The expertise of trade unions is therefore useful in improving the working conditions of immigrants and fighting against potential discrimination. In addition, trade unions can help promote dialogue with native workers to facilitate interaction with immigrants and reduce social tensions (OECD, 2007b). This supposes that foreign workers gain better access to union representation, but also that trade unions accept better to protect foreign workers.

The private sector

Private companies are directly concerned by migration policies, as border controls affect labour force supply, both quantitatively and qualitatively. For this reason they should be more involved in the decisions that concern work permits or temporary and return migration programmes. In this respect, employers' associations play a significant role in the shaping of immigration policies (OECD, 2010). As shown in Chapter 2, lobbying groups contribute to curbing migration restrictions: in the United States, a 10% increase in lobbying expenditures per native worker leads to a 3.1% to 5% increase in the number of visas (Facchini et al., 2010).

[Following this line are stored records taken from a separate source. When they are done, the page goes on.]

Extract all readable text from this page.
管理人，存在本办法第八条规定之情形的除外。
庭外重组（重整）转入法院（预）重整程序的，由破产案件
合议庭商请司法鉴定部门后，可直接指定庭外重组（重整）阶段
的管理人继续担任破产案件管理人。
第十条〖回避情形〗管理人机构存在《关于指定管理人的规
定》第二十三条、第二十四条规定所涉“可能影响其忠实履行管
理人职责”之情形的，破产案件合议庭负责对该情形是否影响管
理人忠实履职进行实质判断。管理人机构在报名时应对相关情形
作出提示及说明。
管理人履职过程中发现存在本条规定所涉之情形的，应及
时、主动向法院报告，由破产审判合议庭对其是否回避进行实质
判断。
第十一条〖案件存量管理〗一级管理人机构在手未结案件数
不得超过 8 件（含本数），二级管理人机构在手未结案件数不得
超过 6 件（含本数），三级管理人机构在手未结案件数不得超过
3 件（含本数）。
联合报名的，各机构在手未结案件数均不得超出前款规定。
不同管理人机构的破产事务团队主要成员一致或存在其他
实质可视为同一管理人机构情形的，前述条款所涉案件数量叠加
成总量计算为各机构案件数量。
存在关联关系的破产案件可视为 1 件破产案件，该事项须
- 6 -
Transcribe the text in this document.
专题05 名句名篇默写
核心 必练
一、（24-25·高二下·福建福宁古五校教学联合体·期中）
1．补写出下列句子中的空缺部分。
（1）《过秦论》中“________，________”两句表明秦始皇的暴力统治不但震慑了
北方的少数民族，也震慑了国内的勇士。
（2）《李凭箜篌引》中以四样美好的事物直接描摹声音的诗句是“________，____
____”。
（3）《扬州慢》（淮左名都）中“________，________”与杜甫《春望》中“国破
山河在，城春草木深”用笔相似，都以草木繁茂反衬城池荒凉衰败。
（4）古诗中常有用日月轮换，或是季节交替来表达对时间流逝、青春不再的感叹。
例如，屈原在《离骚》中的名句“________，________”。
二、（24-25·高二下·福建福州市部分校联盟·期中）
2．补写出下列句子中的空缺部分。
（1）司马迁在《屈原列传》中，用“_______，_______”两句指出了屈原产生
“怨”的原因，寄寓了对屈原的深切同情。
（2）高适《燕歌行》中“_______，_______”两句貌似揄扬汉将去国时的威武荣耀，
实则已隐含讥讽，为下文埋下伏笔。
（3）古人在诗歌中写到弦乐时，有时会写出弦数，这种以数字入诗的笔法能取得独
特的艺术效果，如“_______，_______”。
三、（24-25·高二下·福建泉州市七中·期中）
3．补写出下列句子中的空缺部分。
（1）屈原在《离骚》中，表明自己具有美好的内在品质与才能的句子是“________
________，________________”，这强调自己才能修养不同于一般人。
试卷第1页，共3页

The governance of migration should be extended to corporate governance, in particular with regard to the protection of the rights of migrant workers. Employers must proactively take part in the dialogue on migration reform and improving migrant rights. They also need to organise orientation programmes upon arrival, and improve international recruitment practices (BSR, 2009).

Academic sector

The gap between academic research and public decisions needs to be reduced. Most public authorities are not aware of the advances of migration- related research and therefore do not take them into account at the time of designing migration policies. Conversely, many researchers are not really concerned with the policy implications of their works. Seminars gathering policy makers and researchers make the dialogue easier. The public financing of policy-oriented research also helps bridge the gap and contributes to adopting more efficient migration policies.